Review by Kirkus Reviews

March 22, 2016: Review by Kirkus Reviews

A memoir that recalls a gifted but troubled youth’s first love in the brutal setting of a psychiatric ward.

McBride (Hawks on Hawks, 2013, etc.) follows his past biographies of Orson Welles, Steven Spielberg, Howard Hawks, and Frank Capra with this unsparing account of a mental and spiritual breakdown he suffered as an hard-driving, highly devout Catholic senior at Marquette University High School in Milwaukee in the mid-1960s. At his nadir, he says that he was broken almost beyond repair. But he was saved, he writes, by an even more troubled but remarkable fellow inmate — a half-Irish, half-Menominee woman named Kathy Wolf. His love for her made him whole, he says.
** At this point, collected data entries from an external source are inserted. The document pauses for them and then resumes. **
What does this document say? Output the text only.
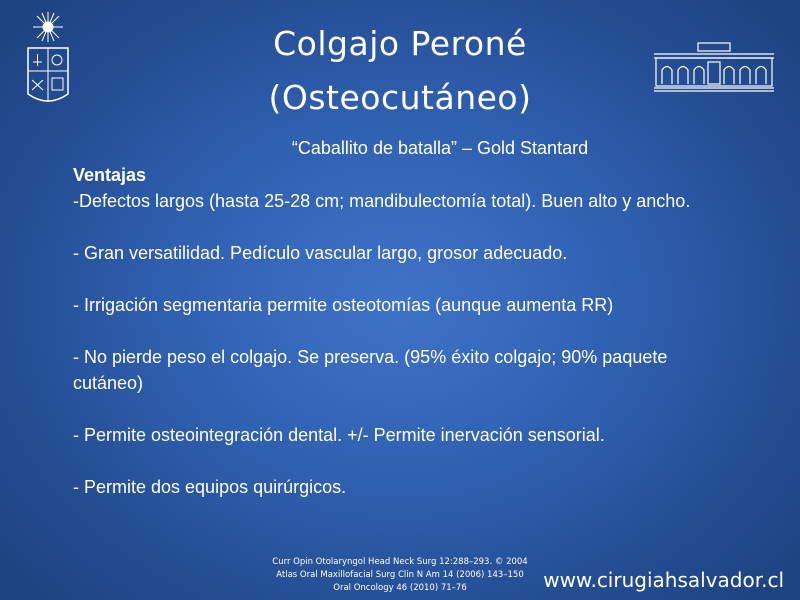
Colgajo Peroné
(Osteocutáneo)
“Caballito de batalla” – Gold Stantard

Ventajas

-Defectos largos (hasta 25-28 cm; mandibulectomía total). Buen alto y ancho.

- Gran versatilidad. Pedículo vascular largo, grosor adecuado.

- Irrigación segmentaria permite osteotomías (aunque aumenta RR)

- No pierde peso el colgajo. Se preserva. (95% éxito colgajo; 90% paquete cutáneo)

- Permite osteointegración dental. +/- Permite inervación sensorial.

- Permite dos equipos quirúrgicos.

Curr Opin Otolaryngol Head Neck Surg 12:288–293. © 2004
Atlas Oral Maxillofacial Surg Clin N Am 14 (2006) 143–150
Oral Oncology 46 (2010) 71–76	www.cirugiahsalvador.cl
Eventually, McBride recovered and took early steps in a highly successful career as an American film historian, screenwriter, and film professor at San Francisco State University. However, he felt a certain ambivalence about the erratic Wolf and let her slip out of his life, even as she sank lower. At its core, this novelistic memoir acknowledges McBride’s debt to Wolf, who, as she later told him, gave him not just her body, but her soul. McBride is a masterful writer who’s very much at home with profanity-laden dialogue, although his quoted conversations with Wolf and others from a half-century ago seem more like screenwriting than recollection. In addition to his sympathetic rendering of Wolf, his highly detailed recollections of sexual repression and the abuse that he says he suffered during his strict Catholic education will resonate with readers who’ve had similar experiences. His narrative also shows a way forward for readers who’ve been touched by mental collapse.

A very good memoir, and with the right cast, its movie version would be even better.